The earth’s rotundity may be said to have been first proven when Magellan’s ships in 1521 had accomplished the circumnavigation of the globe. Circumnavigation, soon after again carried out by Sir Francis Drake, proved that the earth is a closed body bounded by curving surfaces in part enveloped by the oceans and everywhere by the atmosphere. The great discovery of Copernicus in 1530 that the earth, like Venus, Mars, and the other planets, revolves about the sun as a part of a system, left little room for doubt that the figure of the earth was essentially that of a sphere.

The oblateness of the earth.—Every schoolboy is to-day familiar with the fact that the earth departs from a perfect spherical figure by being flattened at the ends of its axis of rotation. The polar diameter is usually given as 1/299 shorter than the equatorial one. This oblateness of the spheroid was proven by geodesists when they came to compare the lengths of measured degrees of arc upon meridians in high and in low latitudes.

Fig. 1.—Diagrams to afford a correct impression of the measure of the inequalities upon the earth’s surface compared to the earth’s radius. The shell represented in b is 1/100 of the earth’s radius, and in a this zone is magnified for comparison with surface inequalities.

The oblateness of the geoid is well understood from accepted hypotheses to be the result of the once more rapid rotation of the planet when its materials were more plastic, and hence more responsive to deformation. An elastic hoop rotating rapidly about an axis in its plane appears to the eye as a solid, and becomes flattened at the ends of its axis in proportion as the velocity of rotation is increased. Like the earth, the other planets in the solar system are similarly oblate and by amounts dependent on the relative velocities of rotation.
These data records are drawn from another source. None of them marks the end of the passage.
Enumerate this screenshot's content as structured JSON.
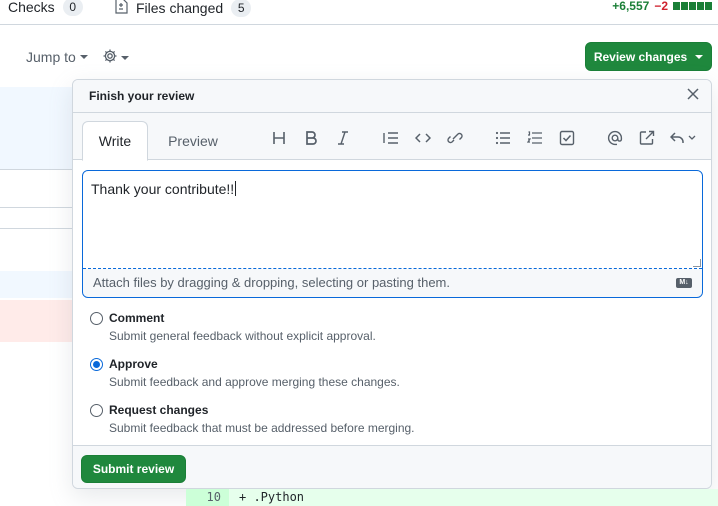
{
  "tabs": {
    "checks": {
      "label": "Checks",
      "count": "0"
    },
    "files_changed": {
      "label": "Files changed",
      "count": "5"
    }
  },
  "diffstat": {
    "additions": "+6,557",
    "deletions": "−2"
  },
  "toolbar": {
    "jump_to": "Jump to",
    "review_changes": "Review changes"
  },
  "dialog": {
    "title": "Finish your review",
    "tabs": {
      "write": "Write",
      "preview": "Preview"
    },
    "editor": {
      "value": "Thank your contribute!!",
      "attach_hint": "Attach files by dragging & dropping, selecting or pasting them."
    },
    "options": [
      {
        "label": "Comment",
        "description": "Submit general feedback without explicit approval.",
        "checked": false
      },
      {
        "label": "Approve",
        "description": "Submit feedback and approve merging these changes.",
        "checked": true
      },
      {
        "label": "Request changes",
        "description": "Submit feedback that must be addressed before merging.",
        "checked": false
      }
    ],
    "submit": "Submit review"
  },
  "diff": {
    "line_number": "10",
    "code": "+ .Python"
  },
  "colors": {
    "primary_green": "#1f883d",
    "focus_blue": "#0969da"
  },
  "icons": [
    "file-diff-icon",
    "chevron-down-icon",
    "gear-icon",
    "close-icon",
    "heading-icon",
    "bold-icon",
    "italic-icon",
    "quote-icon",
    "code-icon",
    "link-icon",
    "unordered-list-icon",
    "ordered-list-icon",
    "task-list-icon",
    "mention-icon",
    "reference-icon",
    "reply-icon",
    "markdown-icon"
  ]
}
The departure of the geoid from the spherical surface, owing to its oblateness, is so small that in the figures which we shall use for illustration it would be less than the thickness of a line. Since it is well recognized and not important in our present consideration, we shall for the time being speak of the figure of the earth in terms of departures from a standard spherical surface.
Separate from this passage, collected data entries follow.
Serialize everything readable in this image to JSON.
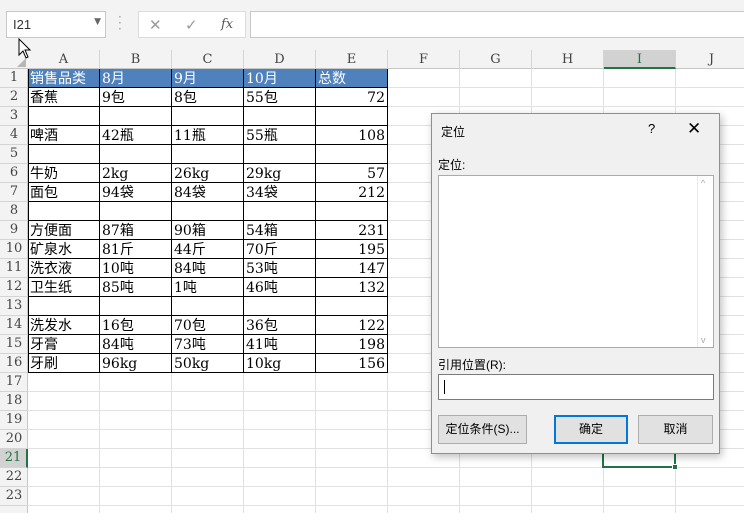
{
  "name_box": {
    "value": "I21"
  },
  "formula_bar": {
    "cancel_glyph": "✕",
    "enter_glyph": "✓",
    "fx_glyph": "fx",
    "value": ""
  },
  "columns": [
    "A",
    "B",
    "C",
    "D",
    "E",
    "F",
    "G",
    "H",
    "I",
    "J"
  ],
  "rows": [
    "1",
    "2",
    "3",
    "4",
    "5",
    "6",
    "7",
    "8",
    "9",
    "10",
    "11",
    "12",
    "13",
    "14",
    "15",
    "16",
    "17",
    "18",
    "19",
    "20",
    "21",
    "22",
    "23"
  ],
  "active_cell": {
    "column": "I",
    "row": "21"
  },
  "sheet": {
    "header": [
      "销售品类",
      "8月",
      "9月",
      "10月",
      "总数"
    ],
    "data": [
      {
        "row": 2,
        "cells": [
          "香蕉",
          "9包",
          "8包",
          "55包",
          "72"
        ]
      },
      {
        "row": 4,
        "cells": [
          "啤酒",
          "42瓶",
          "11瓶",
          "55瓶",
          "108"
        ]
      },
      {
        "row": 6,
        "cells": [
          "牛奶",
          "2kg",
          "26kg",
          "29kg",
          "57"
        ]
      },
      {
        "row": 7,
        "cells": [
          "面包",
          "94袋",
          "84袋",
          "34袋",
          "212"
        ]
      },
      {
        "row": 9,
        "cells": [
          "方便面",
          "87箱",
          "90箱",
          "54箱",
          "231"
        ]
      },
      {
        "row": 10,
        "cells": [
          "矿泉水",
          "81斤",
          "44斤",
          "70斤",
          "195"
        ]
      },
      {
        "row": 11,
        "cells": [
          "洗衣液",
          "10吨",
          "84吨",
          "53吨",
          "147"
        ]
      },
      {
        "row": 12,
        "cells": [
          "卫生纸",
          "85吨",
          "1吨",
          "46吨",
          "132"
        ]
      },
      {
        "row": 14,
        "cells": [
          "洗发水",
          "16包",
          "70包",
          "36包",
          "122"
        ]
      },
      {
        "row": 15,
        "cells": [
          "牙膏",
          "84吨",
          "73吨",
          "41吨",
          "198"
        ]
      },
      {
        "row": 16,
        "cells": [
          "牙刷",
          "96kg",
          "50kg",
          "10kg",
          "156"
        ]
      }
    ]
  },
  "dialog": {
    "title": "定位",
    "help": "?",
    "close": "✕",
    "goto_label": "定位:",
    "reference_label": "引用位置(R):",
    "reference_value": "",
    "special_button": "定位条件(S)...",
    "ok_button": "确定",
    "cancel_button": "取消"
  },
  "colors": {
    "header_fill": "#4f81bd",
    "selection": "#217346",
    "default_button_border": "#0078d7"
  }
}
The arrangement of oceans and continents.—There are other departures from a spherical surface than the oblateness just referred to, and these departures, while not large, are believed to be full of significance. Lest the reader should gain a wrong impression of their magnitude, it may be well to introduce a diagram drawn to scale and representing prominent elevations and depressions of the earth ([Fig. 1]).

Wrong impressions concerning the figure of the lithosphere are sometimes gained because its depressions are obliterated by the oceans. The oceans are, indeed, useful to us in showing where the depressions are located, but the figure of the earth which we are considering is the naked surface of the rock. In a broad way, the earth’s shape will be given by the arrangement of the oceans and the continents. As soon as we take up the study of this arrangement, we find that quite significant facts of distribution are disclosed.